What does it take to launch the biggest ICO in history?
Well, it takes a good idea, and it takes an educated, experienced team to work on making it a reality. It takes respect for, and full adherence to, relevant rules and regulations. It requires a substantial consumer appetite, an expert media relations campaign to make this appetite insatiable – and, of course, the internal capability to satisfy it.
In other words, it takes Filecoin.
What is Filecoin?
Filecoin is a blockchain-based decentralised data storage network. This means that participants can share server space on the blockchain. If you let someone use this space, you get some Filecoin in return.

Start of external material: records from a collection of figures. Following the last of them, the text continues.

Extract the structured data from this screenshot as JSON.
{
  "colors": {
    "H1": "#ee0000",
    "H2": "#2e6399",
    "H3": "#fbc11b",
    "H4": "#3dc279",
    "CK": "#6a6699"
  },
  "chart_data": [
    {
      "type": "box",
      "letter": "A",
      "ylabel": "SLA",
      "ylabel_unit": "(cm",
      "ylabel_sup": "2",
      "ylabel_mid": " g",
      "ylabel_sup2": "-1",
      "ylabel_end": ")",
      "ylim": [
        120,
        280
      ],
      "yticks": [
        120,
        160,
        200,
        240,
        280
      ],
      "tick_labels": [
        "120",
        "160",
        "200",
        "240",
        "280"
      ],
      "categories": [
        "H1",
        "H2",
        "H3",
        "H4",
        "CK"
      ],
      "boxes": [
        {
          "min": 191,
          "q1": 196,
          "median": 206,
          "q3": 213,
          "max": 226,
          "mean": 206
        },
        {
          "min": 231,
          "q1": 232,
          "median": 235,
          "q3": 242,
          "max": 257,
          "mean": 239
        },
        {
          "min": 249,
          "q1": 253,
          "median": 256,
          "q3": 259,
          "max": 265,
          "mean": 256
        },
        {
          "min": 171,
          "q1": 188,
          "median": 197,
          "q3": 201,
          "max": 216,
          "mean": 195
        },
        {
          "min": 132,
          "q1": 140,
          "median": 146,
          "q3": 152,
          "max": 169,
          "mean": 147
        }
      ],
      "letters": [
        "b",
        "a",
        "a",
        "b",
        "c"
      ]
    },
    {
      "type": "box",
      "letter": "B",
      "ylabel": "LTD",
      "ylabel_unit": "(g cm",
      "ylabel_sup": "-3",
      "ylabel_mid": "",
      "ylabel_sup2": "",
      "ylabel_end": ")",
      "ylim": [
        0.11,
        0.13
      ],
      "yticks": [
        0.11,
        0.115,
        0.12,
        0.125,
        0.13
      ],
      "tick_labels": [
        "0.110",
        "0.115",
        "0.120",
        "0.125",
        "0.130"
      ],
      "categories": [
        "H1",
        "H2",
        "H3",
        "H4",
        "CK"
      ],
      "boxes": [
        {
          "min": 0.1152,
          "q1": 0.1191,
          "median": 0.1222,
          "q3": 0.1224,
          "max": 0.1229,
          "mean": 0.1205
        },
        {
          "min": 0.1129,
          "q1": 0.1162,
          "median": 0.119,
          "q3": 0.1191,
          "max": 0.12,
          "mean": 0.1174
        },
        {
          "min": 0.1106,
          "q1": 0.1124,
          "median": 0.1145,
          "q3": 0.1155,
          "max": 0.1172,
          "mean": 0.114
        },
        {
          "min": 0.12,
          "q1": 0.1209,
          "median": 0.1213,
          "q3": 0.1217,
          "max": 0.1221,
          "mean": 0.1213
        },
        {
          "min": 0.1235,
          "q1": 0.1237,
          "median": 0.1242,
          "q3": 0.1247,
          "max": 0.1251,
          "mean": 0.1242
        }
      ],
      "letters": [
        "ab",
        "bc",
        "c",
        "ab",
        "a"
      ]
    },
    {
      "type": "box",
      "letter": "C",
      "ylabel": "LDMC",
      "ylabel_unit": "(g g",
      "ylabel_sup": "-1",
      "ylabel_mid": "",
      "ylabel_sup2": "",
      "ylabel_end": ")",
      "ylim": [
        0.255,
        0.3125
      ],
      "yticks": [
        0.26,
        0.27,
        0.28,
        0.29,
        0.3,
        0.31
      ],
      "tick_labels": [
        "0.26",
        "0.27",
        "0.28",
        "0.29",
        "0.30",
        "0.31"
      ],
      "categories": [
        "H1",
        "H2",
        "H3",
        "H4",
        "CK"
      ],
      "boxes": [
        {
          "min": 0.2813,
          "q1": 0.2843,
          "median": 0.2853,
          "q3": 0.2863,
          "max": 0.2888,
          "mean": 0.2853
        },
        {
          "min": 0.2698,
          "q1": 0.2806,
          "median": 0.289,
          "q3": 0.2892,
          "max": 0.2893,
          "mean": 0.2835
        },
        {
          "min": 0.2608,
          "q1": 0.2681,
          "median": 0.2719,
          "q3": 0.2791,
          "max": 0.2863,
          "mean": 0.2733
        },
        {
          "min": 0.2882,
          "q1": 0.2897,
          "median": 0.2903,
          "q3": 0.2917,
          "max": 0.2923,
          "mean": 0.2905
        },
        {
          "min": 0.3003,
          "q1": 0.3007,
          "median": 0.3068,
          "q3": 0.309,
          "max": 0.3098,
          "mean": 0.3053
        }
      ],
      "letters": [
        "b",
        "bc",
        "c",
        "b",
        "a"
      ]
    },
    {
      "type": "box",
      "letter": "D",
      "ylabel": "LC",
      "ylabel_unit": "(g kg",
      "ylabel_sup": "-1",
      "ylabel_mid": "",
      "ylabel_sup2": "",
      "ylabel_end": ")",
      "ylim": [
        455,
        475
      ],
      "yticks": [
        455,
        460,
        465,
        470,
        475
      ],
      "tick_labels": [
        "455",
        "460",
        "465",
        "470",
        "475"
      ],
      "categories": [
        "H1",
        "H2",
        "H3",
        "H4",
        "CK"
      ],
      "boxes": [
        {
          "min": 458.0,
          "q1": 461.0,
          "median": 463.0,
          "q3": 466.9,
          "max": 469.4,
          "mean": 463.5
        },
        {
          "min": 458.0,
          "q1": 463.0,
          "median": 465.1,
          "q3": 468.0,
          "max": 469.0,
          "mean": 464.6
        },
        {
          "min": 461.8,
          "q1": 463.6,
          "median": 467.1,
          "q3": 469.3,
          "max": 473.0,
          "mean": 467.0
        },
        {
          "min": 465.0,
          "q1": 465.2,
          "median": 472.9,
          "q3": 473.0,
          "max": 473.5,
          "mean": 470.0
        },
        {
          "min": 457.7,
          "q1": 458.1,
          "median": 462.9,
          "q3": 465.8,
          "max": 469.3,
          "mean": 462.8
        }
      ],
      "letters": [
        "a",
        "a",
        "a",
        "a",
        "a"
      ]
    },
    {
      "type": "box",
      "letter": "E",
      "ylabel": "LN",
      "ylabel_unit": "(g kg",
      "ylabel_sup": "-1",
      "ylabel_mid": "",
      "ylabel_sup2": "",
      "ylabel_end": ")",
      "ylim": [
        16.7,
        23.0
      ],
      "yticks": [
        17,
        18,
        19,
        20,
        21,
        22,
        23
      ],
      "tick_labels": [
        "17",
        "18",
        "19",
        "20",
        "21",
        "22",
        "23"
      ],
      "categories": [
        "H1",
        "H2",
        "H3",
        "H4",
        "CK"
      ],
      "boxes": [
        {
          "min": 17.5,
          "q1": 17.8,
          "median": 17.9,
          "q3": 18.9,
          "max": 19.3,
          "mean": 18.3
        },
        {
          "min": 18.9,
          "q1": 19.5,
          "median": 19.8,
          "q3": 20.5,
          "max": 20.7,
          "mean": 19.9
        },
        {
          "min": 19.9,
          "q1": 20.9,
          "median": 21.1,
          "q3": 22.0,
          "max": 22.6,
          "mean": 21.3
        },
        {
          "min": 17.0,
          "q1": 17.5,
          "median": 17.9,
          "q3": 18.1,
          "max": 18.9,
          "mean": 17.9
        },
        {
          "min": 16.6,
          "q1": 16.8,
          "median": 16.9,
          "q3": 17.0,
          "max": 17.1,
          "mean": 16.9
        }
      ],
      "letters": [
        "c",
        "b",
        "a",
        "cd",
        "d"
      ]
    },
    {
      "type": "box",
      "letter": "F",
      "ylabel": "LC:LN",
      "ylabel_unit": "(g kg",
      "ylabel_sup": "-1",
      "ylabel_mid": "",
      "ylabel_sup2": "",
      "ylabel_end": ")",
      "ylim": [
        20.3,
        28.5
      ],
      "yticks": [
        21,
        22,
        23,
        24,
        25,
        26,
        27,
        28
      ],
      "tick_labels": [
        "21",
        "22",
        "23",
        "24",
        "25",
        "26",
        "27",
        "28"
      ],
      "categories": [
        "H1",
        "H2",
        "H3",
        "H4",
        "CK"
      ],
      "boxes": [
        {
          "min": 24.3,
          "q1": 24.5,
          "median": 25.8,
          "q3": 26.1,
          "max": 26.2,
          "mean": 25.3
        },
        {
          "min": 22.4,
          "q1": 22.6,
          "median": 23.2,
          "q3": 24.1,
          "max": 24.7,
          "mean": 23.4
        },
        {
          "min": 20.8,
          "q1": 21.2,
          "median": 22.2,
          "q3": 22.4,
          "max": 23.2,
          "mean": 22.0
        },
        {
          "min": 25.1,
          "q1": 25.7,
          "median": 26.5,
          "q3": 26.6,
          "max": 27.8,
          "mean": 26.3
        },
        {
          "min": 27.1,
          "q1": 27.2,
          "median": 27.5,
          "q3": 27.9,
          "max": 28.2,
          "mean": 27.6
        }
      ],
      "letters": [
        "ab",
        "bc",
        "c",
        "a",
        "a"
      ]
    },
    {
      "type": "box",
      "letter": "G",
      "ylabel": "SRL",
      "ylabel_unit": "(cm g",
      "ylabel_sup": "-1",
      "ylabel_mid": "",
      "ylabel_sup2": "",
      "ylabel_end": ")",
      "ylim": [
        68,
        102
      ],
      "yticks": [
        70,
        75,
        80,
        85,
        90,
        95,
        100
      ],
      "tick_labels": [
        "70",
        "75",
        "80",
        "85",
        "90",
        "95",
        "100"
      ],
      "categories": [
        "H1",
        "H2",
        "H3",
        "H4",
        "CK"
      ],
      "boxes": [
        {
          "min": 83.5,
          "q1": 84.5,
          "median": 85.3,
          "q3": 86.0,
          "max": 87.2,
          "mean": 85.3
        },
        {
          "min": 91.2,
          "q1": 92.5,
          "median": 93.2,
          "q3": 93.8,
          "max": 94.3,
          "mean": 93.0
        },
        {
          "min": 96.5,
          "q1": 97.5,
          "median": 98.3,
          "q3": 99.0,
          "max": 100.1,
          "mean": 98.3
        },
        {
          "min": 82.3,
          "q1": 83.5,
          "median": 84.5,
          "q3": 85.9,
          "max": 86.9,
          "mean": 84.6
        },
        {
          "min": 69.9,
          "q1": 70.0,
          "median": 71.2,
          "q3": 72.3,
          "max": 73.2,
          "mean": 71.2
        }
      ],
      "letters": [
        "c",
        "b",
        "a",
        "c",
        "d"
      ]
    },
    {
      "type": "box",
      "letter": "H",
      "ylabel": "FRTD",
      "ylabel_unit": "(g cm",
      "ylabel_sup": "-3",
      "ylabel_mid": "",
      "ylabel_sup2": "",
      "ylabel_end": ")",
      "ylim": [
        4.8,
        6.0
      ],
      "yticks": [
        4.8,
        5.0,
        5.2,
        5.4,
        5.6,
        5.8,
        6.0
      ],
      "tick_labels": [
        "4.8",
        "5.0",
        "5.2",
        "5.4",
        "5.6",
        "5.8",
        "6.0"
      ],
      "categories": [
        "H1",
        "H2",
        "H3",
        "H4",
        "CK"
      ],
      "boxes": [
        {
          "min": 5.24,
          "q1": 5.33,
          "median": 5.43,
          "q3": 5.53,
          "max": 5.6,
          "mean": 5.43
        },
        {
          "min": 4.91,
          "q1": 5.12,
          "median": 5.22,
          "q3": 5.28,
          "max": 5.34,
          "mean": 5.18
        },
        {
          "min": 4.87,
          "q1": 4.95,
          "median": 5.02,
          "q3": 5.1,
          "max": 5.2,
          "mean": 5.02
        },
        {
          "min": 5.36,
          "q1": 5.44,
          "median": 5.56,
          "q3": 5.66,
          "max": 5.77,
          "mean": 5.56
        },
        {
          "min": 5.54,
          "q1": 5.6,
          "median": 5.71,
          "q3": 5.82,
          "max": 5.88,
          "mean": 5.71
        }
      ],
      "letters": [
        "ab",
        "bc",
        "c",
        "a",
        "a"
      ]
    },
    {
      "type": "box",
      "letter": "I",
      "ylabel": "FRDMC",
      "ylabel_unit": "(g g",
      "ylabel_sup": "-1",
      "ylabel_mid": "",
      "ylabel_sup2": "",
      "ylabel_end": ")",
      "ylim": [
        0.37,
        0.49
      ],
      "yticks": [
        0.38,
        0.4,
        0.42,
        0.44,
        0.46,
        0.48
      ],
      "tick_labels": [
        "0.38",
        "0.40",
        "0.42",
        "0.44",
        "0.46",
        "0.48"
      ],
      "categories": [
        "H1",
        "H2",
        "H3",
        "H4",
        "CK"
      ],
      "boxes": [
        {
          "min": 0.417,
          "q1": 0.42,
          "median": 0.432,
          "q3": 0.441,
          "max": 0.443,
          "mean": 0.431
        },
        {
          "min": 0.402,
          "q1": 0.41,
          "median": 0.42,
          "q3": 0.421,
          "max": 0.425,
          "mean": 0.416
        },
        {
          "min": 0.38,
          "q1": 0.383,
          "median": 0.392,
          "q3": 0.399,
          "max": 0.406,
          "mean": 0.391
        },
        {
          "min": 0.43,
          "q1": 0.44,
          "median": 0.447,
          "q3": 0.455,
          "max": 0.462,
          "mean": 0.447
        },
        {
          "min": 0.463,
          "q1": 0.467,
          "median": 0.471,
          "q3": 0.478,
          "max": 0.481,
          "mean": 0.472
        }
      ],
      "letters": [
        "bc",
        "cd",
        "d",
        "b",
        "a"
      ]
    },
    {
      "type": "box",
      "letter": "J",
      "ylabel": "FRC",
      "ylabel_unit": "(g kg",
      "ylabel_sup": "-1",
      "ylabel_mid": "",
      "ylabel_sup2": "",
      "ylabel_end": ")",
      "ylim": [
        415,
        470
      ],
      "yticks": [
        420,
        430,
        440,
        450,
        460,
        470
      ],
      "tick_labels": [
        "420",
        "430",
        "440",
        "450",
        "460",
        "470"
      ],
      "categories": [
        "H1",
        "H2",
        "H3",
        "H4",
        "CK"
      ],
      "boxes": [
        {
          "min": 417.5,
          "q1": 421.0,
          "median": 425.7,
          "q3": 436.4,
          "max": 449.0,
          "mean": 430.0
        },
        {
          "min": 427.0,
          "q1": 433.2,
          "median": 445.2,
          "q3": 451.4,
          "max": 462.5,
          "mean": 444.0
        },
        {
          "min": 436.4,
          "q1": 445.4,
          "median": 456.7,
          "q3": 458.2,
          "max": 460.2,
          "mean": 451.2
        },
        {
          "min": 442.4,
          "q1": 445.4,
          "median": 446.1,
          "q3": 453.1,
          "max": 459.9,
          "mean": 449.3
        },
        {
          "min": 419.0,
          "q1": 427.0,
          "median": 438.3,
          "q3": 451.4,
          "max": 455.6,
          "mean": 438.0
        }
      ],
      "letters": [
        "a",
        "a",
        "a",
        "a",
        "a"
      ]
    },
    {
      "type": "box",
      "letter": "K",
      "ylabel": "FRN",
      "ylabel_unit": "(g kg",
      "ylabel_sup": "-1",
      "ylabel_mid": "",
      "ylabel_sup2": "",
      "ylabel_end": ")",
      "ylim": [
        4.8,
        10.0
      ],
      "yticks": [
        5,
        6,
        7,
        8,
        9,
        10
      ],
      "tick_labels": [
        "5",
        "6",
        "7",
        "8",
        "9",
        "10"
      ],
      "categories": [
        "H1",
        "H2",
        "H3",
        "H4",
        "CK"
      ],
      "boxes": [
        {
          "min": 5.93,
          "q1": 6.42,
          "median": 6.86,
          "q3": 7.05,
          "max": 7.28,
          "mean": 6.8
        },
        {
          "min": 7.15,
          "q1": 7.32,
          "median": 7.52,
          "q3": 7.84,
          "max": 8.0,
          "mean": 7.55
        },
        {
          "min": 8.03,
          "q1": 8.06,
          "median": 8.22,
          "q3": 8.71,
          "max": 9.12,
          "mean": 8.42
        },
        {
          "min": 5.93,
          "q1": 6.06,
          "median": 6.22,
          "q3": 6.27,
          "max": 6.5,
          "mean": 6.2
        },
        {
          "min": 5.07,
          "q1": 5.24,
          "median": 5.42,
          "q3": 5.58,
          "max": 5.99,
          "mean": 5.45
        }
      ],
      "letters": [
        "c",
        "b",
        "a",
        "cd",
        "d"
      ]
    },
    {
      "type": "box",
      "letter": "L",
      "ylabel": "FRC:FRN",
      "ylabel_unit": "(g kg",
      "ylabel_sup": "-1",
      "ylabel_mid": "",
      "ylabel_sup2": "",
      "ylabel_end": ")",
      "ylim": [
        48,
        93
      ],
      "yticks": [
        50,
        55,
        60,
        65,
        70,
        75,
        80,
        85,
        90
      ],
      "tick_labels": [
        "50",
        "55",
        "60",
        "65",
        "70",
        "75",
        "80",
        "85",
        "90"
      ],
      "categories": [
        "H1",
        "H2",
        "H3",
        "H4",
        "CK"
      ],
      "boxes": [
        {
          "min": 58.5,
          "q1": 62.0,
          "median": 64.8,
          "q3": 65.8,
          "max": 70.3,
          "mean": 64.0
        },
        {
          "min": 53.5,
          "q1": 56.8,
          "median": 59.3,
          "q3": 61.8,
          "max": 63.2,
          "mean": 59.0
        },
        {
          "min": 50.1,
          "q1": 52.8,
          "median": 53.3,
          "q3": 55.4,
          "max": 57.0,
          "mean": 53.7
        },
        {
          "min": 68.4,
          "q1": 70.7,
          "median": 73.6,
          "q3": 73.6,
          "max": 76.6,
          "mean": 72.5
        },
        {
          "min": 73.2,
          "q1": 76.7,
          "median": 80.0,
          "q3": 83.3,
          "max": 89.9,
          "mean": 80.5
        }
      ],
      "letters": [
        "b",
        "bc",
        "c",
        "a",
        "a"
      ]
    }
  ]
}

How much you get depends on the marketplace, where uploaders and hosts can bid for the best deal. Users have a variety of options available to suit their particular needs: they can prioritise speed, redundancy, or cost when making their orders.
Who was behind it?
Filecoin was developed by Protocol Labs, a highly respected team with extensive experience in deploying open-source technology. This team led innovative projects such as the decentralised web protocol, IPFS, CoinList, and libp2p – among others – and leverages these technologies to the cryptocurrency’s benefit. IPFS’ peer-to-peer file transfer and storage infrastructure has been particularly valuable.
How much did it raise?
As of June 2018, Filecoin has had the largest ICO. Between August and September 2017, the company raised $52 million in its presale – which offered selected investors (including Andreessen Horowitz, Union Square Ventures, and Sequoia Capital) securities that would eventually be allocated as tokens – and $205.8m in its second round: $135m of this was raised in an hour. These funds were raised in dollars, Bitcoin, Ethereum, and Zcash.
Why was Filecoin’s ICO a success?
Secure data storage is in high and ever-increasing demand: in 2018, we will produce more data than the past 5,000 years combined. Capacity must rise to meet this demand – and decentralisation may offer a viable means of doing just that. By using blockchain technology to co-ordinate a peer-to-peer network of storage nodes, Filecoin provides a potential solution to the longstanding problem of finite server space.
Reputable leadership team
Protocol Labs isn’t run by slouches. Led by Juan Benet, the company has years of experience in its particular field – and better still, is actively using its other projects to provide Filecoin with a robust foundation.
Effective PR and media relations
Beyond the technology itself, the cryptocurrency has been distinguished by a well-orchestrated media hype campaign. Early coverage in Wired and TechCrunch was later followed with a clever investor-centric strategy, where the price of initial coins would be set at $1 and increase with each subsequent investment. This forced investors to get involved as early as possible and drove up the price: attracting yet more investors in turn.
Strict regulatory compliance
Filecoin is also notable for its strict regulatory compliance: only accredited investors with a yearly income of over $200k – or a net worth over $1 million – are allowed to subscribe for its tokens. We’re still at an early stage of cryptocurrency’s lifespan, and it’s easy to think of it as a lawless wasteland. But the legislative noose is tightening around the crypto market, and a recent Securities and Exchange Commission (SEC) ruling mandated that ICOs will have to comply with registration laws. Those that don’t comply will be subject to injunctions.
Where other cryptocurrency providers are adjusting to the rules, Filecoin is already playing by them – giving their project some much-needed extra investor confidence.
What can we learn?
Very often, launching an ICO is a stupid idea: the groundwork hasn’t been lain, the diligence hasn’t been given its due, the operation has been co-opted – or in some cases, taken over entirely – by malignant fraudsters. Sometimes, however, not launching one is equally stupid.
Filecoin is an example of the latter phenomenon. The company committed to its idea, used its extensive experience, played by the rules, marketed the hell out of its (very marketable) product – and was duly rewarded.